4. Include apps for mental health in the workplace as part of employee benefits
A simple but frequently overlooked way to ensure mental health in the workplace is by improving access to relaxation/entertainment tools. A subscription to a meditation app or even ambient music can bring down stress levels significantly. Employers can add solutions such as Calm or Headspaceto their benefits packages.
Learn more: 5 Ways to Promote Mental Health in the Workplace with Technology
Turning HSPs into Your Biggest Asset
Being highly sensitive is not a disorder, say experts. In fact, sensitivity is a common trait that brings several advantages to a professional scenario. By fostering mental wellbeing in the workplace, you can help HSPs become:
- Great team leads – Because they are acutely aware of their surroundings, HSPs can identify the subtleties of an assignment and allocate it to the most fitting member.

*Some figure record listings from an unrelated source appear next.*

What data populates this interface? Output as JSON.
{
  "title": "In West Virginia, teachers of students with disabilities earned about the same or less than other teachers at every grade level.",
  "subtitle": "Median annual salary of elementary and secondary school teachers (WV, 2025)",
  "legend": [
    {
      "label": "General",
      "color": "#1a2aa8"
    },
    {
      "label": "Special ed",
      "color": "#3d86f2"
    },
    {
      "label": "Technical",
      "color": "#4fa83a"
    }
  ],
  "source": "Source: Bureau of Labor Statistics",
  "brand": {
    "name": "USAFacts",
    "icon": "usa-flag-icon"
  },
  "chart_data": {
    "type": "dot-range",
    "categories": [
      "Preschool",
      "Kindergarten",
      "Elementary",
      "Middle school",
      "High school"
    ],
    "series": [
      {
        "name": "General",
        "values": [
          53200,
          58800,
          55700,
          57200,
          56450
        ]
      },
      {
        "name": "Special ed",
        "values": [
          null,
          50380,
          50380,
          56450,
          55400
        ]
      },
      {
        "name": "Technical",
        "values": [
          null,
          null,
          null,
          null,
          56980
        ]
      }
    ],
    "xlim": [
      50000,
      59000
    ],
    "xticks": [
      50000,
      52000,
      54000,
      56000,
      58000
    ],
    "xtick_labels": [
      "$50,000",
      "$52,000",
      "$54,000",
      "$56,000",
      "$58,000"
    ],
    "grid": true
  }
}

- Great strategists – Being able to anticipate potential problems is the first step towards finding a solution, a trait that sensitive individuals possess and that makes them strong candidates for strategy-focused positions.
- Great innovators – Research links high sensory perception to traits such as inventiveness, imagination, and creativity, meaning HSPs may be better positioned for disruptive activities.
- Great mediators – Equipped with a keen understanding of problematic situations, HSPs can actually help solve conflicts and ensure alignment to quality standards.
All that’s needed is a well-thought-out and carefully mapped environment. By combining empathy with technology to ensure positive mental health in the workplace, you can empower highly sensitive employees to turn what can be perceived as their Achilles’ Heel into a competitive advantage.